Now, Jericho studies her. After a moment, he smiles broadly. “No, it wasn’t. It was very professional. Nicely done, but the shy blush was a little over the top. It was your effort to break through to me, to show you’re human. Or maybe it’s even more complicated. Maybe, you’re encouraging some transference. Maybe you want me to relate to you as if you’re my long lost wife.”
“Sergeant Jack Jericho,” she says, a touch wistfully, “you are a man full of surprises, and you are so much smarter than you look.”
“Thanks, doc,” Jericho replies, slouching in his chair and flicking the unlit cigarette through a grating into the black water of the sump. “And you’re purtier than a trussed-up hog on Christmas Eve.”
She exhales a sigh and closes his file, then clicks her pen closed and slides it into a pouch in her notebook. “All right, Jericho. Let’s make a deal. You stop playing hayseed and I’ll stop playing doctor.”
“Then what do we do?”
“We talk. Has it ever occurred to you that you may not be the only one to have suffered a loss?”
He gauges the seriousness of her look and says, “I’m listening.”
“I’ll tell you a story about a father who was a psychiatrist and also taught at the university, a mother who was active in the P.T.A., and a nine-year-old tomboy with freckles who could skip rope blindfolded and hit a baseball farther than any of the boys.”
“The American ideal,” he says, tentatively.
“So what question should you ask, Jericho?”
“What are you leaving out, Dr. Burns?”
“Did I mention that my mother slept with every man who smiled at her, and there were a lot of big sloppy grins in my hometown? Did I mention that my father drank, and that the former probably contributed to the latter?”
“I’m sorry,” Jericho says, embarrassed. “If you don’t want to tell me this—”
“Of course I do! That’s the point, Jericho.”
He looks into her dark eyes. “All right, tell me about your loss.”
She looks away and cocks her head, as if listening to a far off voice. “My father committed suicide, hung himself in the foyer of our home. He slung one of mother’s belts over an exposed beam. It was a red leather belt that she wore with a matching skirt. Why do you suppose he didn’t go down to Home Depot and buy a stout rope?”
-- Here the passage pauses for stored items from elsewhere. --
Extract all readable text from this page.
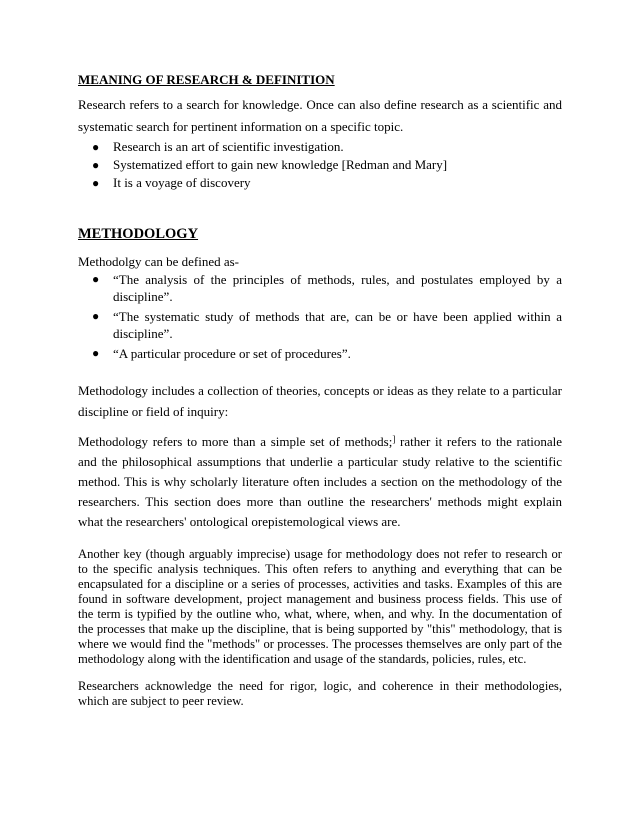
MEANING OF RESEARCH & DEFINITION

Research refers to a search for knowledge. Once can also define research as a scientific and systematic search for pertinent information on a specific topic.

● Research is an art of scientific investigation.
● Systematized effort to gain new knowledge [Redman and Mary]
● It is a voyage of discovery
METHODOLOGY

Methodolgy can be defined as-

● “The analysis of the principles of methods, rules, and postulates employed by a discipline”.
● “The systematic study of methods that are, can be or have been applied within a discipline”.
● “A particular procedure or set of procedures”.

Methodology includes a collection of theories, concepts or ideas as they relate to a particular discipline or field of inquiry:

Methodology refers to more than a simple set of methods;] rather it refers to the rationale and the philosophical assumptions that underlie a particular study relative to the scientific method. This is why scholarly literature often includes a section on the methodology of the researchers. This section does more than outline the researchers' methods might explain what the researchers' ontological orepistemological views are.

Another key (though arguably imprecise) usage for methodology does not refer to research or to the specific analysis techniques. This often refers to anything and everything that can be encapsulated for a discipline or a series of processes, activities and tasks. Examples of this are found in software development, project management and business process fields. This use of the term is typified by the outline who, what, where, when, and why. In the documentation of the processes that make up the discipline, that is being supported by "this" methodology, that is where we would find the "methods" or processes. The processes themselves are only part of the methodology along with the identification and usage of the standards, policies, rules, etc.

Researchers acknowledge the need for rigor, logic, and coherence in their methodologies, which are subject to peer review.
He thinks about it a moment. “Because your mother wore the red leather outfit when she stepped out and your father knew it. He wanted her to suffer.”
“You missed your calling, sergeant. You have a natural talent for discerning psychological symbolism. Now tell me, why did my father hang himself in the foyer of his own home? Why not park the car on some deserted road and run a hose from the tail pipe? Why not dive off a bridge?”
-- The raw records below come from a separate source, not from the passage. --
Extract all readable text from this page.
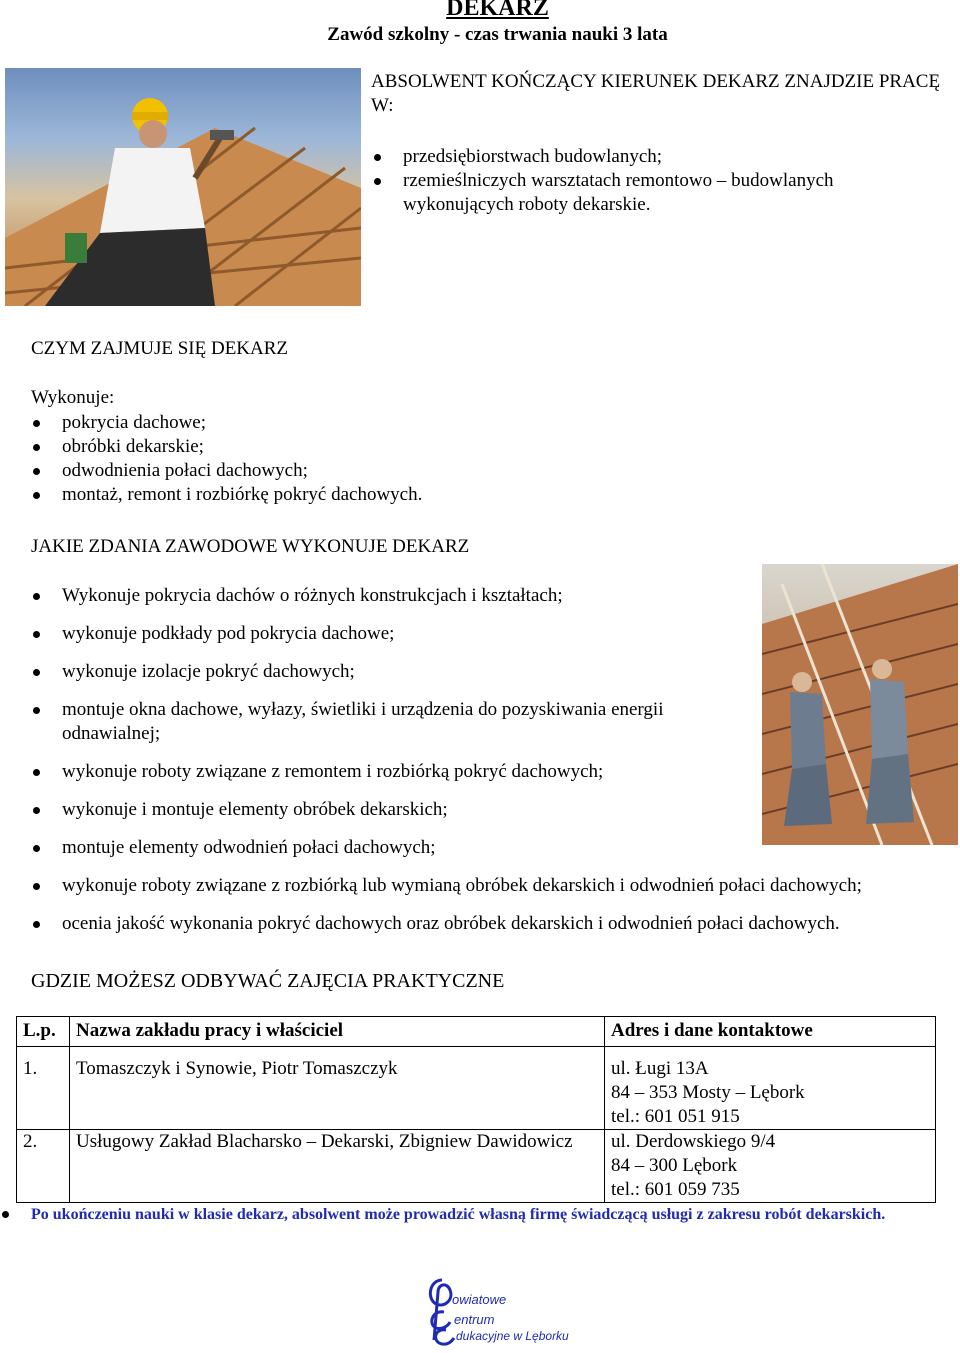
DEKARZ
Zawód szkolny - czas trwania nauki 3 lata
ABSOLWENT KOŃCZĄCY KIERUNEK DEKARZ ZNAJDZIE PRACĘ W:
przedsiębiorstwach budowlanych;
rzemieślniczych warsztatach remontowo – budowlanych wykonujących roboty dekarskie.
CZYM ZAJMUJE SIĘ DEKARZ
Wykonuje:
pokrycia dachowe;
obróbki dekarskie;
odwodnienia połaci dachowych;
montaż, remont i rozbiórkę pokryć dachowych.
JAKIE ZDANIA ZAWODOWE WYKONUJE DEKARZ
Wykonuje pokrycia dachów o różnych konstrukcjach i kształtach;
wykonuje podkłady pod pokrycia dachowe;
wykonuje izolacje pokryć dachowych;
montuje okna dachowe, wyłazy, świetliki i urządzenia do pozyskiwania energii odnawialnej;
wykonuje roboty związane z remontem i rozbiórką pokryć dachowych;
wykonuje i montuje elementy obróbek dekarskich;
montuje elementy odwodnień połaci dachowych;
wykonuje roboty związane z rozbiórką lub wymianą obróbek dekarskich i odwodnień połaci dachowych;
ocenia jakość wykonania pokryć dachowych oraz obróbek dekarskich i odwodnień połaci dachowych.
GDZIE MOŻESZ ODBYWAĆ ZAJĘCIA PRAKTYCZNE
L.p.	Nazwa zakładu pracy i właściciel	Adres i dane kontaktowe
1.	Tomaszczyk i Synowie, Piotr Tomaszczyk	ul. Ługi 13A
84 – 353 Mosty – Lębork
tel.: 601 051 915

2.	Usługowy Zakład Blacharsko – Dekarski, Zbigniew Dawidowicz	ul. Derdowskiego 9/4
84 – 300 Lębork
tel.: 601 059 735
Po ukończeniu nauki w klasie dekarz, absolwent może prowadzić własną firmę świadczącą usługi z zakresu robót dekarskich.
owiatowe
entrum
dukacyjne w Lęborku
“Same reason. He wanted your mother to find him. He wanted her to wake at night and see him hanging there.”
“Then what a pity that she didn’t find him.”
“Who did?” Jericho asks, but even as the words come out, he knows. He grasps both of Susan’s hands between his own. “Oh dear God, I’m sorry.”
She looks away and does not see the tear tracking down Jericho’s cheek. “My mother had an appointment at the beauty parlor and then should have gone home to put the roast in the oven. Does anyone cook roasts anymore, Jericho? Anyway, I guess she didn’t want to waste that new permanent, because she headed straight to a Holiday Inn just off U.S. 1 where they had a back elevator and the assistant principal of the elementary school — my school — could get a room cheap for a couple of hours. This was a man who would pat me on the head and say I’d be even prettier than my mother.”
“If this is too painful for you, why not just—”
“Shut up, Jericho! This is healthy. You really ought to try it.” She runs a hand through her hair and looks at Jericho straight on. “My mother didn’t show up, so I walked home from school. The key was under the mat, just like always, and as I was opening the door, I was thinking about Oreo cookies and a big glass of cold milk. I opened the door and at that precise instant, the three of us are forever frozen in time. My mother was no more than a mile away, her red-tinted hair spread across a motel pillow. Just inside the door was the lifeless shell that had once been my father, swinging gently in the breeze of the air-conditioning, his face twisted into a mask of pain and horror. And there I was, in the last seconds of my childhood.”